Once we have an estimate of the coefficient of detection ratio, we can calculate the sample size needed for detection from the following parameters:
| Param | Variable Name | Description |
|:-----:|:-------------:|-------------|
| **$n$** | n | the per-day sample size |
| **$t$** | t | the number of days after introduction a variant should be detected by |
| **$P_{V_1}$** | p_detect | the desired prevalence to detect a variant by |
| **$\omega$** | omega | the sequencing success rate |
| **$P_{0_{V_1}}$** | p0_v1 | the initial variant prevalence (# introductions / population size) |
| **$r_{V_1}$** | r_v1 | the estimated logistic growth rate of the variant (per day) |
| **$\frac{C_{V_1}}{C_{V_2}}$** | c_ratio | the coefficient of detection ratio, calculated as the ratio of the coefficients of variant 1 to variant 2 (can be calculated using `vartrack_cod_ratio()`) |
To calculate the probability of detection assuming periodic sampling, we must provide *either* the number of days after introduction a variant should be detected by ($t$) OR the desired prevalence to detect a variant by ($P_{V_1}$), but not both.
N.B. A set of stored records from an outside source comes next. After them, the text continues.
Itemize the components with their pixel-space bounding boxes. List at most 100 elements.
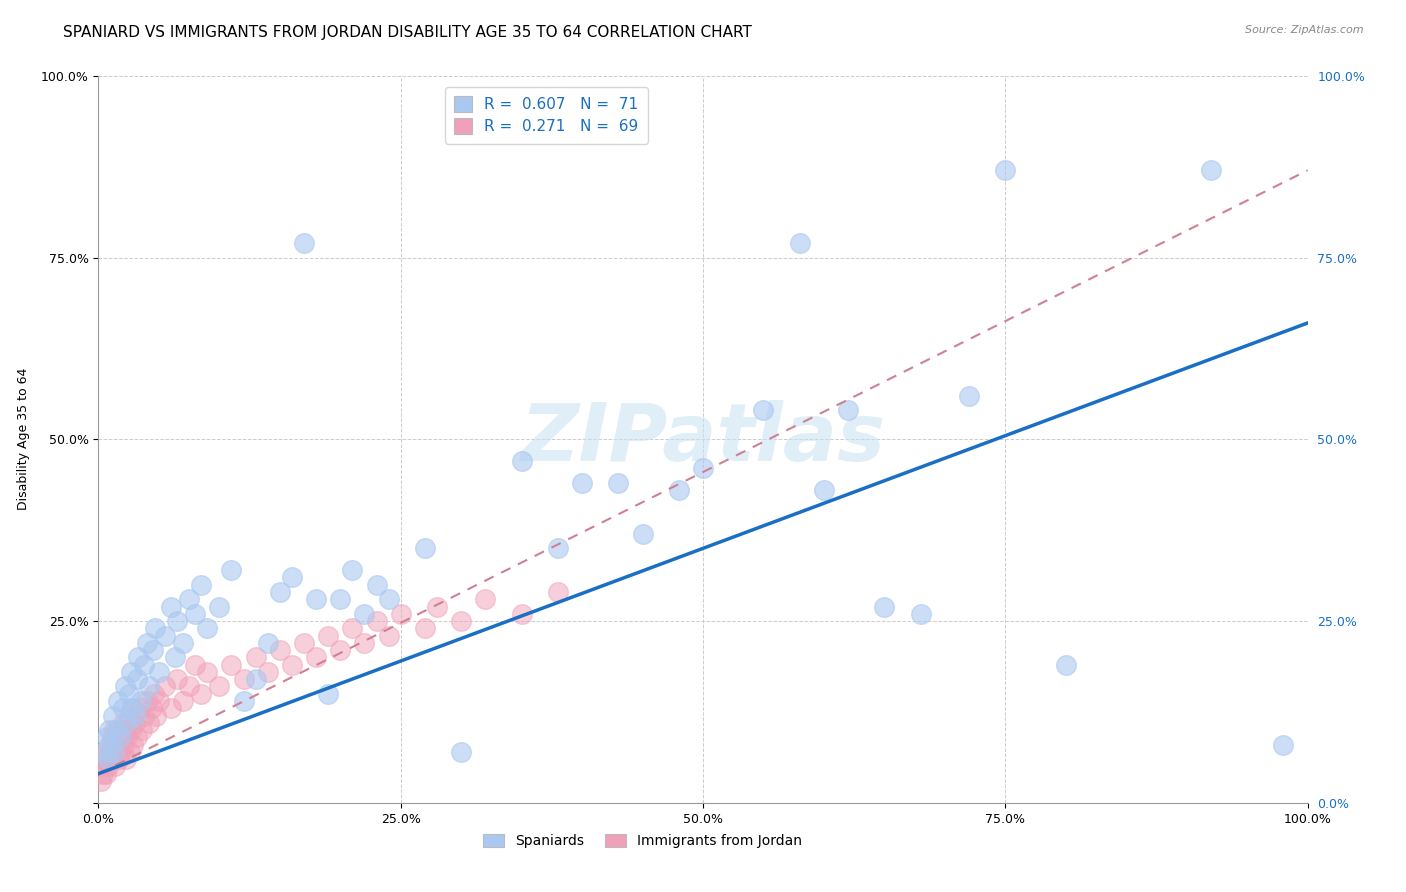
- Point: [134, 657, 156, 672]
- Point: [184, 607, 207, 621]
- Point: [329, 592, 352, 607]
- Point: [124, 715, 146, 730]
- Point: [631, 526, 654, 541]
- Point: [692, 461, 714, 475]
- Point: [353, 636, 375, 650]
- Point: [142, 643, 165, 657]
- Point: [143, 621, 166, 635]
- Point: [837, 403, 859, 417]
- Point: [450, 745, 472, 759]
- Point: [179, 592, 201, 607]
- Point: [100, 752, 122, 766]
- Point: [118, 687, 141, 701]
- Point: [90, 774, 112, 789]
- Point: [547, 541, 569, 556]
- Point: [97, 759, 120, 773]
- Text: Source: ZipAtlas.com: Source: ZipAtlas.com: [1246, 25, 1364, 35]
- Point: [103, 745, 125, 759]
- Point: [135, 694, 157, 708]
- Point: [111, 715, 134, 730]
- Point: [98, 723, 121, 737]
- Point: [256, 636, 278, 650]
- Point: [426, 599, 449, 614]
- Point: [108, 731, 131, 745]
- Point: [221, 563, 243, 577]
- Point: [316, 629, 339, 643]
- Point: [96, 731, 118, 745]
- Point: [148, 694, 170, 708]
- Point: [245, 650, 267, 665]
- Point: [128, 701, 150, 715]
- Point: [547, 585, 569, 599]
- Point: [91, 759, 114, 773]
- Point: [111, 701, 134, 715]
- Point: [353, 607, 375, 621]
- Point: [97, 752, 120, 766]
- Point: [98, 738, 121, 752]
- Point: [232, 672, 254, 686]
- Point: [124, 708, 146, 723]
- Point: [115, 752, 138, 766]
- Point: [166, 614, 188, 628]
- Point: [377, 592, 399, 607]
- Point: [101, 745, 124, 759]
- Point: [789, 235, 811, 250]
- Point: [269, 643, 291, 657]
- Point: [281, 570, 304, 584]
- Point: [129, 694, 152, 708]
- Point: [120, 665, 142, 679]
- Point: [208, 680, 231, 694]
- Point: [145, 708, 167, 723]
- Point: [127, 650, 149, 665]
- Point: [377, 629, 399, 643]
- Point: [752, 403, 775, 417]
- Point: [305, 650, 328, 665]
- Point: [117, 731, 139, 745]
- Point: [153, 680, 176, 694]
- Point: [105, 738, 128, 752]
- Point: [163, 650, 186, 665]
- Point: [93, 752, 115, 766]
- Point: [813, 483, 835, 498]
- Point: [153, 629, 176, 643]
- Point: [127, 672, 149, 686]
- Point: [208, 599, 231, 614]
- Point: [131, 723, 153, 737]
- Point: [118, 745, 141, 759]
- Point: [316, 687, 339, 701]
- Point: [148, 665, 170, 679]
- Point: [190, 578, 212, 592]
- Point: [166, 672, 188, 686]
- Point: [366, 614, 388, 628]
- Point: [108, 752, 131, 766]
- Point: [1054, 657, 1077, 672]
- Point: [1272, 738, 1295, 752]
- Point: [160, 599, 183, 614]
- Point: [103, 723, 125, 737]
- Point: [108, 731, 131, 745]
- Point: [510, 454, 533, 468]
- Point: [305, 592, 328, 607]
- Point: [114, 723, 136, 737]
- Point: [172, 636, 194, 650]
- Point: [141, 701, 163, 715]
- Point: [104, 759, 127, 773]
- Point: [100, 731, 122, 745]
- Point: [474, 592, 496, 607]
- Point: [1199, 163, 1222, 178]
- Text: ZIPatlas: ZIPatlas: [520, 401, 886, 478]
- Point: [994, 163, 1017, 178]
- Point: [389, 607, 412, 621]
- Point: [668, 483, 690, 498]
- Point: [121, 701, 143, 715]
- Point: [957, 389, 980, 403]
- Point: [221, 657, 243, 672]
- Point: [127, 731, 149, 745]
- Point: [245, 672, 267, 686]
- Point: [100, 738, 122, 752]
- Point: [450, 614, 472, 628]
- Point: [94, 766, 117, 780]
- Text: SPANIARD VS IMMIGRANTS FROM JORDAN DISABILITY AGE 35 TO 64 CORRELATION CHART: SPANIARD VS IMMIGRANTS FROM JORDAN DISAB…: [63, 25, 752, 40]
- Point: [172, 694, 194, 708]
- Point: [112, 738, 135, 752]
All other parameters listed above are required.
Therefore, if we would like to know the probability of detecting a variant by the time it reaches 1% prevalence in the population, we can apply the `vartrack_prob_detect()` function as follows:
```{r setup, message=FALSE}
library(phylosamp)
```
```{r calc_samplesize_detect_cont}
c1_c2 <- vartrack_cod_ratio(phi_v1=0.975, phi_v2=0.95, gamma_v1=0.8, gamma_v2=0.6)
vartrack_prob_detect(n=20, p_v1=0.01, omega=0.8, p0_v1=3/10000,
r_v1=0.1, c_ratio=c1_c2, sampling_freq="cont")
```
In other words, we have a 90% probability of detecting a variant by the time it reaches a frequency of 1% in the population if we sequence 20 samples per day (which results in 16 high-quality sequences that can be used for characterization, due to $\omega=0.8$).
If instead we are interested in detecting a variant within the first month of its introduction into the population (assuming all other parameters are the same as above), we can use the `calc_prob_detect()` function as follows:
```{r calc_samplesize_detect_cont2}
c1_c2 <- vartrack_cod_ratio(phi_v1=0.975, phi_v2=0.95, gamma_v1=0.8, gamma_v2=0.6)
vartrack_prob_detect(n=20, t=30, omega=0.8, p0_v1=3/10000, r_v1=0.1,
c_ratio=c1_c2, sampling_freq="cont")
```
Here we can see that we have only a 71% chance of detecting the variant within 30 days given the same sampling scheme and sequencing success rate.
##### Variant prevalence
![**Figure 2.** The `phylosamp` package currently does not provide functionality for estimating the confidence in a prevalence estimate given a periodic sampling strategy.](variant-surveillance-decision-tree-06.png){width=80%}
The `phylosamp` package currently does not provide functionality for estimating the confidence in a prevalence estimate given a periodic sampling strategy. However, it can be used to calculate the sample size needed given a confidence level and either [periodic](V4_SampleSizePeriodic.html) or [cross-sectional](V2_SampleSizeCrossSectional.html) sampling strategies.